You see, I don’t want traces of my mania archived for later use which is why I always self-edit at the battle cry prompt because 'where is my recording being saved' and 'will it resurface years later when I’m running for office'?

“Original Me would indeed make a good candidate for President of Put Gummy Bears on the Menu! Let me submit Exhibit A in which Acme Cable Co. recorded her voice for all posterity and what we have here is a genuine Sweet Cheeks Long in the Tooth. A vote for Original Me is a vote for Gummy Bears at our dinner table and a coveted spot on the USDA's Recommended Dietary Allowance! Respect for Gummy Bears! Here here!”

Which brings me to my next point.

When you go to therapy, the customer service battle cry is trumpeted yet again. But not necessarily voiced as a warning, such as, “Hey, do you mind if I write your whine down and can I illustrate it with mocking faces because ethics require me to be stone-faced and all ears and I NEED AN OUTLET TO ROLL MY EYES?” No, permission is not asked, fellow nutters. Also, instead of a voice recording, you might get the pen to paper type of recording, the Luddites “recording.” So, yeah, a paper trail now.

This one is the hardest Recorded Message battle cry to navigate. Not for the simple fact that you are being "recorded" (and not because your sticky sweet 6-year old voice can't be soundbit either). No, it's because, this "recording" is an interpretation of your message. The fierce scribbling that causes me to pause to let the pen keep up and attempt a "looking good, pen" half-ass compliment. It’s a judgy pen, you want to make sure it likes you. So the “fly on the wall” is now my record. My tears and self-loathing left behind on pages and pages of yellow lined legal pads in some office on 20th Street, the crumbs of the shit cookie I’ve been eating from for most of my life (as revealed to me in therapy). Unhappiness, my lot.

So my “recordings” in therapy, the notes about me, I like to think of as my Handbook. It's mysterious to me too. I would love to get my hands on my “handbook.” The bird’s eye view on my "message," self-edited or not. Aside from being littered with white splotches of bird shit (bird on high), there would be everything one would need to know to properly care for your Lara. (I would love to know too.) I might slide in flag stickers so that the student could flag those very important sections like the chapter on when and what to feed your Lara (it does involve a valley of potatoes, I know this much), the chapter on intimacy and your Lara (it does involve a Vincent Price cameo, don't read it alone), and the joy of shopping with your Lara (this is the positive and only self-satisfying arc in the Life and Times of...).

You see where I'm going with this? We should all come with a Handbook. An instruction manual, if you will. That thing you slide across the table to every new date. The "bird's eye view" always a more accurate description than any false advertisement the subject is going to peddle (see Handbook, chapter on why your Lara is cynical - I'll warn you - it's OED-sized). Because folks, there should be a consequence for everything you say and do on a date with your Lara and that lie or false advertisement should be archived somewhere (such as, Payback Land).
You don't have to be another "Can you believe this one?" barstool chat with my friends.

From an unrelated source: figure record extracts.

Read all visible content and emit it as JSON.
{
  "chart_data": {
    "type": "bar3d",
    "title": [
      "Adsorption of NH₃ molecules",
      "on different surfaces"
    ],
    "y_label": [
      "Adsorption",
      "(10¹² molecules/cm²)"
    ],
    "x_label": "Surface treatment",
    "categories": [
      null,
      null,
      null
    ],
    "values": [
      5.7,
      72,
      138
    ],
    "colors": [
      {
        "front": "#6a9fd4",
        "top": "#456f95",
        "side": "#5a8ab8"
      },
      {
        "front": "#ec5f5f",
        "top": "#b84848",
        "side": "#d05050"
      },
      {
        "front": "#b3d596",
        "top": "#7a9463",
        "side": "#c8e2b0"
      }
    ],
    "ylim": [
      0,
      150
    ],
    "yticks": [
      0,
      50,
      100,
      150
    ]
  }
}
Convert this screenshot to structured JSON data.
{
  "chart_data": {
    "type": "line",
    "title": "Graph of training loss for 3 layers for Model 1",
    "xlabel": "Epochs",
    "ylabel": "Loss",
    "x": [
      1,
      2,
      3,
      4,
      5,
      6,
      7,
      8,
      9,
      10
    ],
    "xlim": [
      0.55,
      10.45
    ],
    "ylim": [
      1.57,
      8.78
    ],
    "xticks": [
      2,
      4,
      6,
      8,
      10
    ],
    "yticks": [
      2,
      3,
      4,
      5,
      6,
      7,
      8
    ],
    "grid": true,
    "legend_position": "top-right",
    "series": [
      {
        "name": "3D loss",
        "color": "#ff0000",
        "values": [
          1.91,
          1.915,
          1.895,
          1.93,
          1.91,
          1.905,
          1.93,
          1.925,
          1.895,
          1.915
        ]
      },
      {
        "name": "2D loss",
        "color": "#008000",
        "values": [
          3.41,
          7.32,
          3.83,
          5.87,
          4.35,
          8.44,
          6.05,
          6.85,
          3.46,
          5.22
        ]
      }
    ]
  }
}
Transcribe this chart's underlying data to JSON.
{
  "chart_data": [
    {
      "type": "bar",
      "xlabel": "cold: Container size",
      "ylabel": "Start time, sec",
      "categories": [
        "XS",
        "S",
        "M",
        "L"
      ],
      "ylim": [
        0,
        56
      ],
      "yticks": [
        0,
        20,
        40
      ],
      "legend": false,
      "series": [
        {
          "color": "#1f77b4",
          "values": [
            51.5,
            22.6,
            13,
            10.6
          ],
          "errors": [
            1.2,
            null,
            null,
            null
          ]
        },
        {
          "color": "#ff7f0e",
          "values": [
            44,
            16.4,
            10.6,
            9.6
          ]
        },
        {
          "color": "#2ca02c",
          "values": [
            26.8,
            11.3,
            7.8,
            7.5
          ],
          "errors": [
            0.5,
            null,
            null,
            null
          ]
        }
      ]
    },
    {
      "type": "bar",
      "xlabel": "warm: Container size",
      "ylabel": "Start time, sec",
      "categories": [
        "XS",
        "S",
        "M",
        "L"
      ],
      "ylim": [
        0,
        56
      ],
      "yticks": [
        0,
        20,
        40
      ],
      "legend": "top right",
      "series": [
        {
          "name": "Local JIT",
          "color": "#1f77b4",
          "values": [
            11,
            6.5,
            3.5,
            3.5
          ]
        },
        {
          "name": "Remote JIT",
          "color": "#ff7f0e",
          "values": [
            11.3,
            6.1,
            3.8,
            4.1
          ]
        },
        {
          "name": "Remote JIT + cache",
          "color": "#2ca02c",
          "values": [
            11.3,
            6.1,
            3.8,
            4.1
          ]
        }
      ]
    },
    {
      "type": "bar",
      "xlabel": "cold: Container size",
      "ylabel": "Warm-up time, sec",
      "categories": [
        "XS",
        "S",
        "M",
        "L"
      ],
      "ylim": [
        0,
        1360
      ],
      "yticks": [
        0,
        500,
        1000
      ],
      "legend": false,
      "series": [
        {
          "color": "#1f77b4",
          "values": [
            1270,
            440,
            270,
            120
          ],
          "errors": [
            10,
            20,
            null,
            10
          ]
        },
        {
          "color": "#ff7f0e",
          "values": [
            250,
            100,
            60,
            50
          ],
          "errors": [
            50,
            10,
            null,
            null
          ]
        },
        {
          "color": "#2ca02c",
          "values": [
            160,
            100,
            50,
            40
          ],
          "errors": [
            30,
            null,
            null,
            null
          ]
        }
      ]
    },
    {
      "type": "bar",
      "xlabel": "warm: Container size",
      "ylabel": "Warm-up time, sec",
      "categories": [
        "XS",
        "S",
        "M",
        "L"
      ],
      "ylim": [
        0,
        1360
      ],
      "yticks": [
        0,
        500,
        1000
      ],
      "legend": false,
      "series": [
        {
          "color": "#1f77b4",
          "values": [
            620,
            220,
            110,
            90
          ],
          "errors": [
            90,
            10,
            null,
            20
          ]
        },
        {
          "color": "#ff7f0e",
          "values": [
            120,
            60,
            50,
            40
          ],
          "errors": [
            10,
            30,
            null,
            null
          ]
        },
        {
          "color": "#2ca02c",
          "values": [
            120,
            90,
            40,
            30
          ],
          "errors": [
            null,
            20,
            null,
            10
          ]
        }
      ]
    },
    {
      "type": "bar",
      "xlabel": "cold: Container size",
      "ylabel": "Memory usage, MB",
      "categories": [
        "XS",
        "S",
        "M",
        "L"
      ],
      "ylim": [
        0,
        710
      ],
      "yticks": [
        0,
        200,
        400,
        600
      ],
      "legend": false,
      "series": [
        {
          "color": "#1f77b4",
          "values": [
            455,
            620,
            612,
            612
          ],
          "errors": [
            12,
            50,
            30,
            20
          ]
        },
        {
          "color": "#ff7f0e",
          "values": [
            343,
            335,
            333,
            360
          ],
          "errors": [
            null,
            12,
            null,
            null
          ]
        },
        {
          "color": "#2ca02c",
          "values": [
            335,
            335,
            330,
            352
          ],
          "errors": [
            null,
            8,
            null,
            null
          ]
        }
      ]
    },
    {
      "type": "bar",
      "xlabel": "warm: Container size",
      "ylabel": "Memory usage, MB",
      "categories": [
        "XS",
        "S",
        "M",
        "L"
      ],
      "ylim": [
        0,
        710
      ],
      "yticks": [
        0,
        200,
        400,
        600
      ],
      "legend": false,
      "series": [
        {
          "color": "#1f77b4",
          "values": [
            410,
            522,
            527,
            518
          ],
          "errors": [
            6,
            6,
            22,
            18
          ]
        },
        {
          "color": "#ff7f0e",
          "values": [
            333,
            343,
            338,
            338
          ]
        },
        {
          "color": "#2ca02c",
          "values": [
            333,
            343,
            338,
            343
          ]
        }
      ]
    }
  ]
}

Which is why I now like to bring a tape recorder to dates and start the small talk rolling with, "Hi! I'm Lara and I am a Taurus. I love tomatoes and black-capped chickadees. This coversation will be recorded for all sisterhood!"

"Yes, I would like for you to speak in to the microphone for the remainder of the date."

Because men, you can be different. When you hear that battle cry, you can be the guy who pauses, clears his throat, and carefully chooses his words. I might suggest, "Darlin, where've you been my whole life? I've missed you." Or you can start smaller and work your way up if you're shy. But, now, because you are recorded, you will mean it.